In Potter’s Orlando, Orlando’s (Tilda Swinton) life shows how society expects men and women to behave and why such expectations are ridiculous. Halfway through, Orlando, having been an androgynous man, wakes up a woman, and without hesitation says, ‘Same person. No difference at all, just a different sex.’ While Orlando is indeed the same person, society immediately treats her as an inferior, even declaring her legally dead because she doesn’t have a father, husband, or son.

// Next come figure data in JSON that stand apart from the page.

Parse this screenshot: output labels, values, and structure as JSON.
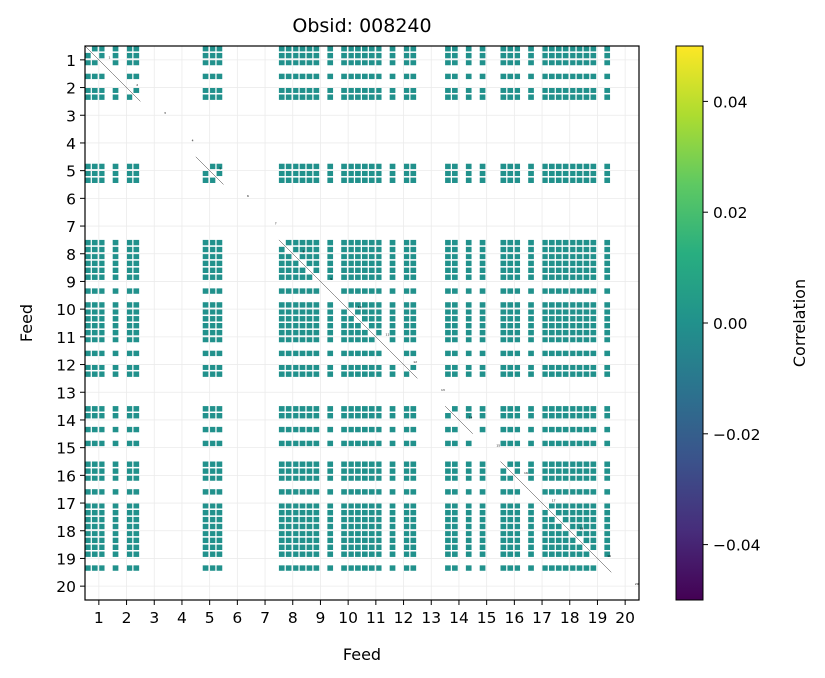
{
  "chart_data": {
    "type": "heatmap",
    "title": "Obsid: 008240",
    "xlabel": "Feed",
    "ylabel": "Feed",
    "x_ticks": [
      "1",
      "2",
      "3",
      "4",
      "5",
      "6",
      "7",
      "8",
      "9",
      "10",
      "11",
      "12",
      "13",
      "14",
      "15",
      "16",
      "17",
      "18",
      "19",
      "20"
    ],
    "y_ticks": [
      "1",
      "2",
      "3",
      "4",
      "5",
      "6",
      "7",
      "8",
      "9",
      "10",
      "11",
      "12",
      "13",
      "14",
      "15",
      "16",
      "17",
      "18",
      "19",
      "20"
    ],
    "feeds": [
      1,
      2,
      3,
      4,
      5,
      6,
      7,
      8,
      9,
      10,
      11,
      12,
      13,
      14,
      15,
      16,
      17,
      18,
      19,
      20
    ],
    "feed_data_status": {
      "full": [
        1,
        2,
        5,
        8,
        9,
        10,
        11,
        12,
        14,
        16,
        17,
        18,
        19
      ],
      "partial": [
        15
      ],
      "none": [
        3,
        4,
        6,
        7,
        13,
        20
      ]
    },
    "block_value": 0.0,
    "diagonal": "masked",
    "grid": true,
    "colorbar": {
      "label": "Correlation",
      "colormap": "viridis",
      "vmin": -0.05,
      "vmax": 0.05,
      "ticks": [
        "−0.04",
        "−0.02",
        "0.00",
        "0.02",
        "0.04"
      ],
      "tick_values": [
        -0.04,
        -0.02,
        0.0,
        0.02,
        0.04
      ]
    },
    "colors": {
      "cell": "#21918c",
      "background": "#ffffff",
      "grid": "#ebebeb"
    }
  }
}
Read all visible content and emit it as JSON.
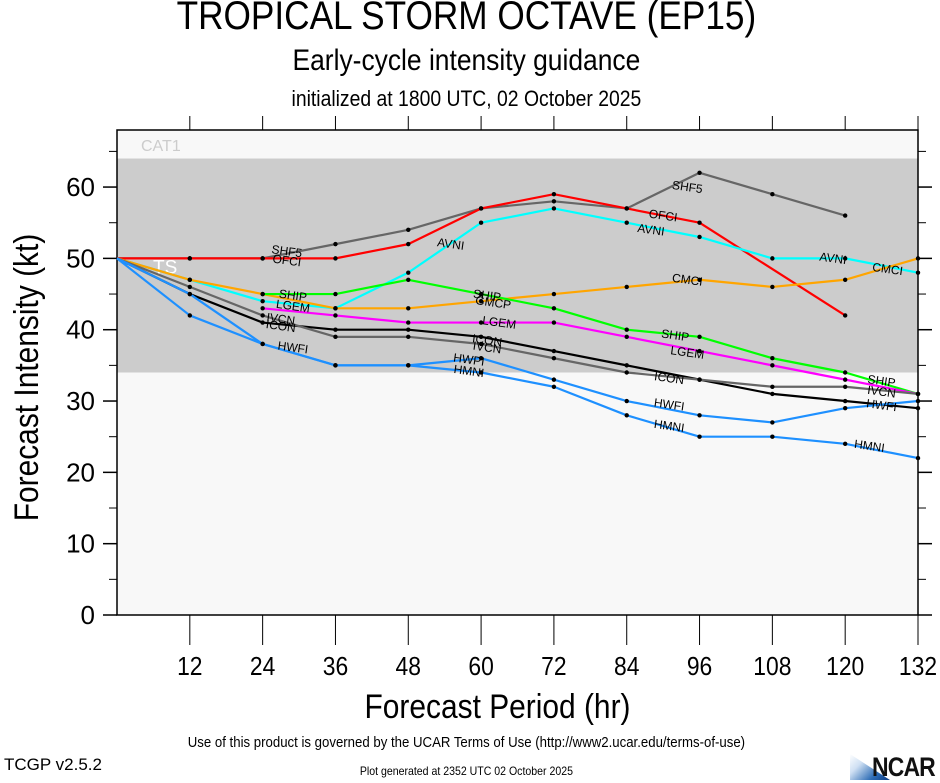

Orlando concludes with a flying angel (Jimmy Somerville) singing ‘Coming’: ‘To be here, to be now / At last I am free / Yes at last, at last / To be free of the past / And of the future that beckons me / … Here I am / Neither a woman, nor a man / We are joined, we are one / With the human face.’ This song warms my soul and provides a profound liberation and hope.

To begin closing, ‘cis’ is clearly inaccurate and uncomfortable for my gender identity. And any use of ‘trans’ would be equally inaccurate and inappropriate, as it would erase the trauma all-too-common for those who socially or medically transition or for those who do experience some kind of deep discomfort with their body and/or their gender and/or their sex.

Instead of ‘trans’ generally encompassing nonbinary, gender nonconforming, intersex, androgynous, and other ‘misfits,’ we must break the cis/trans binary and make ‘cis’ and ‘trans’ more of a spectrum. We also need to further realize how much people across this spectrum have in common.

We already recognize that biological sex is a socially constructed spectrum, with no one being 100 percent male or 100 percent female.

Categories of sex and gender are complicated and confusing for everyone. Always. With thought, gender only becomes more and more byzantine. People need to learn there are options outside of cis/trans male and cis/trans female. Such will increase acceptance and visibility. In return, this will increase the number of people who identify outside of cis and trans – merely because they know it’s a safe and viable option.

Words have great power. Words can help us discover and embrace are experiences and feelings. ‘Genderqueer’ encompasses my politics, disabilities, histories, outlooks, desires, uniqueness, thoughts, and lack of place.